Trend No. 2: Strategic Optimization
Traditional personalization methods focus on immediate (myopic) outcomes, such as improving click-through rates. In reality, most companies are interested in building long-term relationships with customers, so they take optimal marketing actions within this strategic context. This problem can be addressed using reinforcement learning methods that optimize sequences of actions rather than individual actions. Adopting such techniques is challenging on a practical level, but more and more companies are experimenting with the process.

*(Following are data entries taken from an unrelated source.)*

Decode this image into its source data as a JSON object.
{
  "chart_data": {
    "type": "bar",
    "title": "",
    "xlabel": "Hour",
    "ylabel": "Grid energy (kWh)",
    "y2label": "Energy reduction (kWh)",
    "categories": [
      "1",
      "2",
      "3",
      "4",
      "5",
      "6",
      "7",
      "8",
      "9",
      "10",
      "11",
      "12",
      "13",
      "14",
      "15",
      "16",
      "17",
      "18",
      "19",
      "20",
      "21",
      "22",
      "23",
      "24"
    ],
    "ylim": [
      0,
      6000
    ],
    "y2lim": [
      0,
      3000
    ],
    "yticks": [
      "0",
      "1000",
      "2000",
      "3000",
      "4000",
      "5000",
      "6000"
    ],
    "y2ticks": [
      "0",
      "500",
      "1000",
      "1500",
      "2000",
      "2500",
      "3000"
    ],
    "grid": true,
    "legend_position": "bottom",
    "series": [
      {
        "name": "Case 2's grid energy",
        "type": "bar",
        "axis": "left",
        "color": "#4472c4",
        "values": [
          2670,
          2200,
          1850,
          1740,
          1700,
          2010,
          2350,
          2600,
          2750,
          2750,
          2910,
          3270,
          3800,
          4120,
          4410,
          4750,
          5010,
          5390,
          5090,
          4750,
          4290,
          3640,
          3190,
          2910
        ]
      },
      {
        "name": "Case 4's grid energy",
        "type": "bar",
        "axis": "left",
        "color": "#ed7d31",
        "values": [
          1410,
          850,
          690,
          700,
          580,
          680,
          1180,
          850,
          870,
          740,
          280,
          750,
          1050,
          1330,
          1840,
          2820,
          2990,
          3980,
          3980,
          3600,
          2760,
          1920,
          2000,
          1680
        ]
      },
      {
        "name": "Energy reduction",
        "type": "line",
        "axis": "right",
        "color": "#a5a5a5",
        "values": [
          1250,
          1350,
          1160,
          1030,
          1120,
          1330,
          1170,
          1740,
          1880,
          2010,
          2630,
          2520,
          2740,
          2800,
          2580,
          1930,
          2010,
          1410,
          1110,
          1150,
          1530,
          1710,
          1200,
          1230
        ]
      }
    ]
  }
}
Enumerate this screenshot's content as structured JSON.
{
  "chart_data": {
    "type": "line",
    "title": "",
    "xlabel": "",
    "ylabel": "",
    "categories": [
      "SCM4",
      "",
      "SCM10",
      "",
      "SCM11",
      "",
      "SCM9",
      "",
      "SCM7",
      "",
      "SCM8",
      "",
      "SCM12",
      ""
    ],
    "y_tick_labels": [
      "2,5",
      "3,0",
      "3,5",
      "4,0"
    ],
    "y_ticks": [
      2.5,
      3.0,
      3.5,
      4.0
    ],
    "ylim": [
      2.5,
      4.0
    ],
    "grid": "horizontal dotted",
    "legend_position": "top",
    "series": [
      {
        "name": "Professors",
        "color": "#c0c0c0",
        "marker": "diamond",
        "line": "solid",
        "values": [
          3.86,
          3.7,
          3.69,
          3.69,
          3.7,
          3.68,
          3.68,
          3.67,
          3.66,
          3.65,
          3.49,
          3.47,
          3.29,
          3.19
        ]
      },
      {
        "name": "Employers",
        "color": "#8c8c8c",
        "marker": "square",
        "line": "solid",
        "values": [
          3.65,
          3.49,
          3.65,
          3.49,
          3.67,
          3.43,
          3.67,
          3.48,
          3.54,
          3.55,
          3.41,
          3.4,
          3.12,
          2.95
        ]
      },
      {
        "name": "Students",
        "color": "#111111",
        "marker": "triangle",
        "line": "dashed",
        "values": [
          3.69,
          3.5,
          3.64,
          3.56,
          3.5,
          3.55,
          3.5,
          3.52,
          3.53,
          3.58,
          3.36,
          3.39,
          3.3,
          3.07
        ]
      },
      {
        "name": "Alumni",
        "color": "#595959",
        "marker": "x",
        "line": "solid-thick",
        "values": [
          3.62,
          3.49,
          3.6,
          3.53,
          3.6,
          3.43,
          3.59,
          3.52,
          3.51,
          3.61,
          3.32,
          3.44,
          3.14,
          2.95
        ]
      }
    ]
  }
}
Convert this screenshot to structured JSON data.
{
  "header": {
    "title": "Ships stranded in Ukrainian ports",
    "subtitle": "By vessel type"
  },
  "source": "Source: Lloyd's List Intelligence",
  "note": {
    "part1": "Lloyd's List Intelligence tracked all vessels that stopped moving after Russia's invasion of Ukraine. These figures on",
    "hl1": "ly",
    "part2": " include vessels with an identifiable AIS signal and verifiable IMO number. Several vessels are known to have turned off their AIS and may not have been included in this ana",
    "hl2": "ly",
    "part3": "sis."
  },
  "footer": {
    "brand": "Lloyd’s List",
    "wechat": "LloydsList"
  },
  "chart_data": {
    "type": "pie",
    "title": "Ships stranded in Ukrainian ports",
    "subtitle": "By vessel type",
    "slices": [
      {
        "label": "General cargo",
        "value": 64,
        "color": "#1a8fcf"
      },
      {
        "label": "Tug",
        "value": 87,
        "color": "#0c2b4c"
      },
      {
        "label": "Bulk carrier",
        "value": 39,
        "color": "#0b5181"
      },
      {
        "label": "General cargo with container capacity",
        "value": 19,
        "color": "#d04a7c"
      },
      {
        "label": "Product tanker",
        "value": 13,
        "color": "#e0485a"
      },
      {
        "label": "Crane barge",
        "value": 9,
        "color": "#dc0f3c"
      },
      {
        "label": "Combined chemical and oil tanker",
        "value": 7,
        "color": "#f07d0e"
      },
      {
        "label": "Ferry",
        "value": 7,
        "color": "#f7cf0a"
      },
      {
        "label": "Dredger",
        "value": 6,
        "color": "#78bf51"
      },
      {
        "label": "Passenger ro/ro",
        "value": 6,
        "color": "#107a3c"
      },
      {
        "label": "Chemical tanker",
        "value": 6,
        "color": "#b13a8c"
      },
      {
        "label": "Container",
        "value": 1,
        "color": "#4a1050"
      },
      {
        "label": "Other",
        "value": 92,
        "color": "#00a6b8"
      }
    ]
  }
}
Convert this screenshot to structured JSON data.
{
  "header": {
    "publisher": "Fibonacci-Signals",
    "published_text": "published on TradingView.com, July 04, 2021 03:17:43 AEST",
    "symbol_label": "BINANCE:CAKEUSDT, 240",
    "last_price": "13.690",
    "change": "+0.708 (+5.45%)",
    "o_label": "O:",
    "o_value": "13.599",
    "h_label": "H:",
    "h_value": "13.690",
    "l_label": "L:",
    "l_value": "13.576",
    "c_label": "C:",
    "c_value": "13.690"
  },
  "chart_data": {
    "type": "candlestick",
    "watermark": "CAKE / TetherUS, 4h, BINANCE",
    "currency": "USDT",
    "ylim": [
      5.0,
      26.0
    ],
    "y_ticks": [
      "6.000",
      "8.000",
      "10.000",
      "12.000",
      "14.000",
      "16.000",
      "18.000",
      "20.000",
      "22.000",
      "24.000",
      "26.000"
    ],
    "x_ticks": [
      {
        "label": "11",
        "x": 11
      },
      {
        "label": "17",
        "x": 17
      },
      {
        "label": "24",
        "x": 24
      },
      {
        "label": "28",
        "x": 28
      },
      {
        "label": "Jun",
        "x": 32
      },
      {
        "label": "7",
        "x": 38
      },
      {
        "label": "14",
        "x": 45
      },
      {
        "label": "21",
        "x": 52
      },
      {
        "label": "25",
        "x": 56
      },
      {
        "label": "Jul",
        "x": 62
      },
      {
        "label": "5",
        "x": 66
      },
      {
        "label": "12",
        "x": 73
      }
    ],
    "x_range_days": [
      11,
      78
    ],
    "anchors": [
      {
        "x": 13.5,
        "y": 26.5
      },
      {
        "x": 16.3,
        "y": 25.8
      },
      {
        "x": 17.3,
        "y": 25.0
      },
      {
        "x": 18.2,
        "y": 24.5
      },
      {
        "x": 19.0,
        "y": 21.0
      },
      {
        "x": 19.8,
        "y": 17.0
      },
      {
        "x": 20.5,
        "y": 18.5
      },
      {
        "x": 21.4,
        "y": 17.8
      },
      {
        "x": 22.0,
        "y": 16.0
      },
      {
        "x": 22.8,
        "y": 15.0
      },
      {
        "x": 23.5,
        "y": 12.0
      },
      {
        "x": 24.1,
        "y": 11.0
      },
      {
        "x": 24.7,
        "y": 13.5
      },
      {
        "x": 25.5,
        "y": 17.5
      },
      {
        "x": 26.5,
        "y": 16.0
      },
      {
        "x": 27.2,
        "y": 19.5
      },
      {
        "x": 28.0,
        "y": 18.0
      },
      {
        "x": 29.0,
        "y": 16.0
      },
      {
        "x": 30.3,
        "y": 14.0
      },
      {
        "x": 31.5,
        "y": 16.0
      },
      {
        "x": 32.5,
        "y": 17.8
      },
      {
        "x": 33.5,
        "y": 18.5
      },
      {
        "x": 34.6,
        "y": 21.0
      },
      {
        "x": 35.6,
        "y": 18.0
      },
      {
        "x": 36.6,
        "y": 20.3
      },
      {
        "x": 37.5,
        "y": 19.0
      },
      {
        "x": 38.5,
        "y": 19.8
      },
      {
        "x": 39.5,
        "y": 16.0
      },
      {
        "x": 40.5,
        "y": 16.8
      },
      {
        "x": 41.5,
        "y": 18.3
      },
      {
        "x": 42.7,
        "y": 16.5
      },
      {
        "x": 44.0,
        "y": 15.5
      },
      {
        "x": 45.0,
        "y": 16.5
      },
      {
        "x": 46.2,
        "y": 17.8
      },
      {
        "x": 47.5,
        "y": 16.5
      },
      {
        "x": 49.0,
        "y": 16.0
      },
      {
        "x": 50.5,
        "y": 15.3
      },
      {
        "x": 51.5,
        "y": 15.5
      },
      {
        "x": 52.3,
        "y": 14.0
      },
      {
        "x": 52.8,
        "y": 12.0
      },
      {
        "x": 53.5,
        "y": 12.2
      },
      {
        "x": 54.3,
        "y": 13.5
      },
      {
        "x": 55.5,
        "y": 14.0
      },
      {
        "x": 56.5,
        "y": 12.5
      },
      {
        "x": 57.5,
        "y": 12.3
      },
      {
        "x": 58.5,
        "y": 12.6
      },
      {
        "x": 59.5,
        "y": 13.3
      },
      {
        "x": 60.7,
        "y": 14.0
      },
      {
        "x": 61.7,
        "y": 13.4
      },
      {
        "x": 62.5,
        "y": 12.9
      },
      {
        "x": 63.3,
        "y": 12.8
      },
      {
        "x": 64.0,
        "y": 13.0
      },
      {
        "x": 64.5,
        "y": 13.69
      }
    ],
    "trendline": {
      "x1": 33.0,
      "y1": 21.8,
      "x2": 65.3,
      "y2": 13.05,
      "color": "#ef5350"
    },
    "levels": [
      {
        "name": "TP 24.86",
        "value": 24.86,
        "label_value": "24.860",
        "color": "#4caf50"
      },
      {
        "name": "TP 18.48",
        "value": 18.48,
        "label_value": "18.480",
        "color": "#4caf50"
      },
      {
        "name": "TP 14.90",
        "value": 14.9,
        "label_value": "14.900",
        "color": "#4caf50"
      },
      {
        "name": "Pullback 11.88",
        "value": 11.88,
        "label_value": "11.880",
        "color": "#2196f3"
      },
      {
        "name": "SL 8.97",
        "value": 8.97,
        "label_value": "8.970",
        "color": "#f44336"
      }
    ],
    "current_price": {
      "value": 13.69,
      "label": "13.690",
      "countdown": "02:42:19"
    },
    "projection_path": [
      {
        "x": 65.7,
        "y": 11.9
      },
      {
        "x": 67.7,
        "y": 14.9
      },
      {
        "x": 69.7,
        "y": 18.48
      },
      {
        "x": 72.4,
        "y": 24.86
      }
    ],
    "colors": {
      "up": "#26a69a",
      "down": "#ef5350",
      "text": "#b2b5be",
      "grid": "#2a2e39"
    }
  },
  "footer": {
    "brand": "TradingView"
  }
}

Trend No. 3: Plug & Play Platforms
Another benefit of reinforcement learning is the ability to create plug-and-play personalization platforms that learn directly from production event streams. This sharply reduces the engineering and data-science effort associated with the development and productization of personalization models, but the industry lacks mature open-source platforms that enable this approach. Several reasonably good frameworks exist that a few companies already use in production, and we expect this trend to continue.
Trend No. 4: Hybrid Data
Many personalization and recommendation algorithms use only one type of data, such as behavioral histories or textual product descriptions. In practice, it is beneficial to combine multiple heterogeneous data sources, such as clickstream events, product images, and textual descriptions. This is challenging to accomplish efficiently using traditional methods, but companies are increasingly adopting deep learning methods that allow them to create hybrid-input recommendation and personalization systems.
Trend No. 5: Event-Level Models
Traditional modeling techniques rely on aggregated customer statistics, such as the total number of purchases over the last month. The disadvantage of this approach is that the temporal dynamics of customer activity are usually lost in aggregation. Deep learning models can consume raw event sequences and thus avoid the limitations of aggregation. We expect these methods to be widely adopted in the next couple of years.